The government’s new cultural policy did little to shift the conversation to the emerging media players who are redefining journalism for a new era. It failed to state the obvious: a shrinking cohort of media organizations that have monopolized national discourse are headed for irrelevance, because neither their audience nor their newsrooms are reflective of Canada at large.

This lopsided media structure means that folks like me don’t get to tell our own stories on our own terms. Somebody else uses the lens of their lived experience to interpret our immigrant stories. A cultural and content policy written in 2017 ought to have been much more mindful of this shift – roughly 40 percent of Canadians are either foreign-born or the children of immigrants (the bulk of them have Asian roots, like Jagmeet Singh). The minister should have outlined specific goals to foster and sustain the kind of journalism that reflects a new Canada where the rise of a sardar (turbaned Sikh) is not a leap of faith, but a fact of life.

I write this as somebody who is well aware of the perils of “government support.” Not all governments are benign actors. In Dubai, the owners of the newspaper where I once worked found themselves on the wrong side of the ruling family. We had a dedicated “reporter” whose job was to relay diktats from the government to the editor. At another outlet in Doha, the newspaper was owned by the country’s then foreign minister. It was my job as managing editor to walk the gauntlet between censorship and shackled freedom.

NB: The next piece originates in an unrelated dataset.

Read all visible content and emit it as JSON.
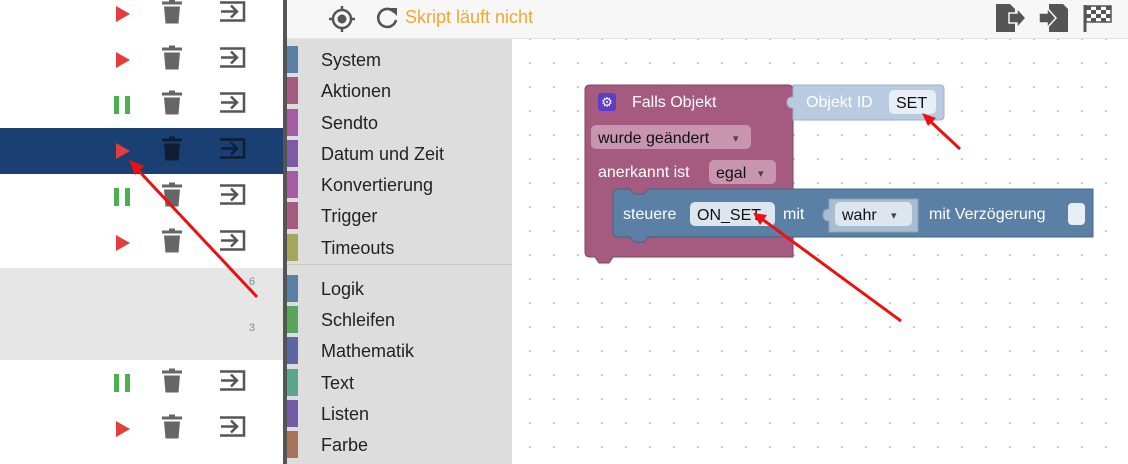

The country even had a director of censorship, who subsequently became the editor-in-chief of an Arabic language newspaper.

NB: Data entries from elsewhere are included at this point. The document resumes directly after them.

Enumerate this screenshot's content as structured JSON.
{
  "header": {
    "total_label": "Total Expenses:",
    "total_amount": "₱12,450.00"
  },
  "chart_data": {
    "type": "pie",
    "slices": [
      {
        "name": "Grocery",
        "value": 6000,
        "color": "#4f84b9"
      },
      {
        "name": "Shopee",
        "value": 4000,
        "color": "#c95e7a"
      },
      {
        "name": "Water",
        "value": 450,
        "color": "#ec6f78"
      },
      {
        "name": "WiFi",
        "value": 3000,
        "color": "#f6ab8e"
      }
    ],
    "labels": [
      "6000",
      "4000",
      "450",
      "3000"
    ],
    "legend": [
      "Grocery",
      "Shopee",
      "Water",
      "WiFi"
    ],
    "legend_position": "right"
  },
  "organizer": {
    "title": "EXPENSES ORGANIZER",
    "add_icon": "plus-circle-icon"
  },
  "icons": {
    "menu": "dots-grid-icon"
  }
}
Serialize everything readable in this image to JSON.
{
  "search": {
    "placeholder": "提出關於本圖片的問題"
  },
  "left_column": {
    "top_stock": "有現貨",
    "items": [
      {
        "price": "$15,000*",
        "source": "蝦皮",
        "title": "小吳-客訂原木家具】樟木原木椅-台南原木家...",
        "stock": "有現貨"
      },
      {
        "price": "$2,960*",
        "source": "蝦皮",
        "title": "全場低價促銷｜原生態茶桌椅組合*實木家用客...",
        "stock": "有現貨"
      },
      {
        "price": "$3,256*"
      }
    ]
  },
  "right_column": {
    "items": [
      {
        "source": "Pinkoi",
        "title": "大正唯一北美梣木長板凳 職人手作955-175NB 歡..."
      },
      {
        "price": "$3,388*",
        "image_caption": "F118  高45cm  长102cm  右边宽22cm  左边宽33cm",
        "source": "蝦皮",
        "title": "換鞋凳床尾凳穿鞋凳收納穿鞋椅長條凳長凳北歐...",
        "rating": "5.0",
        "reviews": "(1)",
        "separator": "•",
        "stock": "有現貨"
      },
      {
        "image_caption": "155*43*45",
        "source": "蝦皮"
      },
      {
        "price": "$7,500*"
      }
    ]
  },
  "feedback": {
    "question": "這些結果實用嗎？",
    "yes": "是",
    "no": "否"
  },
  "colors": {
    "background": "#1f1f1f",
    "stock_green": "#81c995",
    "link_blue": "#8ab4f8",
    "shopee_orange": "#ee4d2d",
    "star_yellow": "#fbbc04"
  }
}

Not all journalists welcome government support. The Canadian nonprofit media organization that I run has lost editors who couldn’t live with any form of government funding. We’ve viewed these grants – including those from the Canada Periodical Fund – as seed money for an enterprise that serves the collective public good. I’d like to think that we exist because we fulfill a need. Joly missed an opportunity to signal a shift of tax dollars towards content that enables new players to take advantage of gaps in the marketplace of ideas.

I also know first-hand that editors and newsroom managers are loath to take the bold steps that will change the demographics of their newsrooms. There’s a lot of lip service being done out there and little concrete action. The cultural industries policy statement could have made a big difference by offering incentives to correct this imbalance and foster the growth of alternative media platforms that cater to niche markets.

Instead, the headline coming out of the policy statement was focused on Netflix and its promise to make investments in Canadian productions, as if this would in some way feed this country’s desperate need for a new narrative and a new conversation. Entertainment seemed to take precedence over journalism in the policy announcement, although both embody the stories we tell ourselves and the stories we tell the rest of the world.

However, fact is more important than fiction. Facts are sacrosanct and the need of the hour. The phenomenon of “fake news” can only be addressed by true and tested journalism. The opinions of Canadians need to be shaped by solid, on-the-ground reporting done by journalists who are embedded in their communities and share the lived experience of the places they call home. This includes newcomer journalists who offer unique perspectives about their communities and are informed by the day-to-day trials that immigrants face in buying or renting homes, finding employment, enrolling their children in schools and becoming full members of the society around them. There is a public interest in ensuring that their voices are heard, not just through niche media and ethnic platforms but also in legacy newsrooms.

The federal government has rightly supported Canadian culture and content since the days of the Massey Commission in 1951. A Canada of 35 million people, or an imagined one of 100 million, will live or die on the ties that bind its people together. Old-fashioned journalism ought to be the bedrock of a more globalized, more multicultural Canada.